Important Information
BIMIZCI Fund LLC, Warnke Investments LLC, ZimCal Asset Management LLC, and Stephen Hodges (collectively, “BIMIZCI”) have nominated individuals as nominees to the board of directors of Medallion Financial Corp. (the “Company”) and intend to solicit votes for the election of those individuals, Eric Kelly, John Kiernan, and Timothy Shanahan as members of the Company’s board of directors (the “Nominees”).  BIMIZCI will send a definitive proxy statement, proxy card and related proxy materials to shareholders of the Company seeking their support of the Nominees at the Company’s 2026 annual meeting of stockholders.  Stockholders are urged to read the definitive proxy statement and proxy card because they contain important information about the Nominees, the Company and related matters.  Shareholders may obtain a free copy of the definitive proxy statement and proxy card and other documents filed by BIMIZCI with the Securities and Exchange Commission (“SEC”) at the SEC’s web site at www.sec.gov.  Shareholders may also direct a request to Sodali & Co LLC, our proxy solicitor, by calling (800) 662-5200, or banks and brokers can call collect at (203) 658-9400, or by emailing zimcal@info.sodali.com.
Participants in Solicitation
The following persons are participants in the solicitation by BIMIZCI: BIMIZCI Fund LLC, Warnke Investments LLC, ZimCal Asset Management LLC, Stephen Hodges, Eric Kelly, John Kiernan, and Timothy Shanahan.  The participants may have interests in the solicitation, including as a result of holding shares of the Company’s common stock. BIMIZCI filed a definitive proxy statement under cover of Schedule 14A on May 8, 2026 (the “Definitive Proxy Statement”). Information regarding the participants and their interests is contained in the Definitive Proxy Statement.

FAQ

What is BIMIZCI proposing for Medallion Financial (MFIN)?

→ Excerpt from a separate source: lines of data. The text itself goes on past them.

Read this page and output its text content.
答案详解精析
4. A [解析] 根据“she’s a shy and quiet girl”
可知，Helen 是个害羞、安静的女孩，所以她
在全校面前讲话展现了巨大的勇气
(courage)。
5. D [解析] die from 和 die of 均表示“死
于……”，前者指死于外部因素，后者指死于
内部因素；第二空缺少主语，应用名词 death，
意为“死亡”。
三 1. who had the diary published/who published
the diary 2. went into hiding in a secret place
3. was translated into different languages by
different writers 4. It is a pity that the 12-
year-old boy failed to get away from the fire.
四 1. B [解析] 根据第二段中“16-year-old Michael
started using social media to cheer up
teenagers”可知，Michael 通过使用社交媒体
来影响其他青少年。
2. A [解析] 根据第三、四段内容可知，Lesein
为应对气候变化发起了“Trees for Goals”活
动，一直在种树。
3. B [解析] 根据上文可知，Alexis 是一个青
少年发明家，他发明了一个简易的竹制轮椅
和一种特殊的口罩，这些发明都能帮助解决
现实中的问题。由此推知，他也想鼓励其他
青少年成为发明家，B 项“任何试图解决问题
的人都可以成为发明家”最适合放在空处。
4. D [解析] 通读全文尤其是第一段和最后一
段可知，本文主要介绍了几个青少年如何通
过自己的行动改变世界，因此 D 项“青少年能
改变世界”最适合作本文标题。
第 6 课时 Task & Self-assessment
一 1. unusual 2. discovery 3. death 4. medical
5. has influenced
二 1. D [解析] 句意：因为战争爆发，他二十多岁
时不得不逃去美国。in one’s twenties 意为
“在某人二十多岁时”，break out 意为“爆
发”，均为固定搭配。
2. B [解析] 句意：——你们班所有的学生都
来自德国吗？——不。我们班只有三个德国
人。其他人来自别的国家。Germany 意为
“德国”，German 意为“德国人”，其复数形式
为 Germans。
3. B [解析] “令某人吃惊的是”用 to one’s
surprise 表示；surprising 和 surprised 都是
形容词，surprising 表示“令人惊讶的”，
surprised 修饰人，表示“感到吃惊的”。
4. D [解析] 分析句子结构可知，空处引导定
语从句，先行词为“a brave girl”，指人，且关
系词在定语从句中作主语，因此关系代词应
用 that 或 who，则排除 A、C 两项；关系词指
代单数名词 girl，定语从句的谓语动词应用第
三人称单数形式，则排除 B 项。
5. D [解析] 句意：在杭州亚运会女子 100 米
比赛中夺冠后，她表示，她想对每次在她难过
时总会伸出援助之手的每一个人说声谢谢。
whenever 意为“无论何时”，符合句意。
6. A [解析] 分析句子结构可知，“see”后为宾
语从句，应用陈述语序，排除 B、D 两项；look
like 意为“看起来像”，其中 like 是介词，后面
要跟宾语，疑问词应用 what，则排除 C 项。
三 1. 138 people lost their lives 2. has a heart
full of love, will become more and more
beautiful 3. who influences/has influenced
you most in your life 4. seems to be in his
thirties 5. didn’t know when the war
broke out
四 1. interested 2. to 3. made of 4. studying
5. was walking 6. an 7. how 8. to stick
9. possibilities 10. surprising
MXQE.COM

BIMIZCI is soliciting votes to elect three independent nominees, Eric Kelly, John Kiernan, and Timothy Shanahan, to Medallion’s board at the June 9, 2026 Annual Meeting, supported by an updated governance presentation detailing its case for change.

How many Medallion Financial (MFIN) shares does BIMIZCI hold?

BIMIZCI reports holding 525,205 shares of Medallion common stock as of June 2, 2026. It also reports ownership of $15 million par value of the company’s trust preferred securities in the same disclosure.

Where can shareholders view BIMIZCI’s governance presentation for MFIN?

The updated governance presentation is available at https://restoretheshine.com/materials/bimizci-investor-governance-deck-2026. The filing also states BIMIZCI will send a definitive proxy statement and proxy card to shareholders ahead of the June 9, 2026 meeting.

How is BIMIZCI soliciting votes for the MFIN annual meeting?

BIMIZCI directs shareholders to vote via https://restoretheshine.com/vote and names Sodali & Co LLC as its proxy solicitor, providing phone and email contact details for assistance and requests for proxy materials.

Who are the participants in BIMIZCI’s solicitation at Medallion (MFIN)?

Participants listed include BIMIZCI Fund LLC, Warnke Investments LLC, ZimCal Asset Management LLC, Stephen Hodges, and the three nominees: Eric Kelly, John Kiernan, and Timothy Shanahan, who may have interests from holding the company’s stock.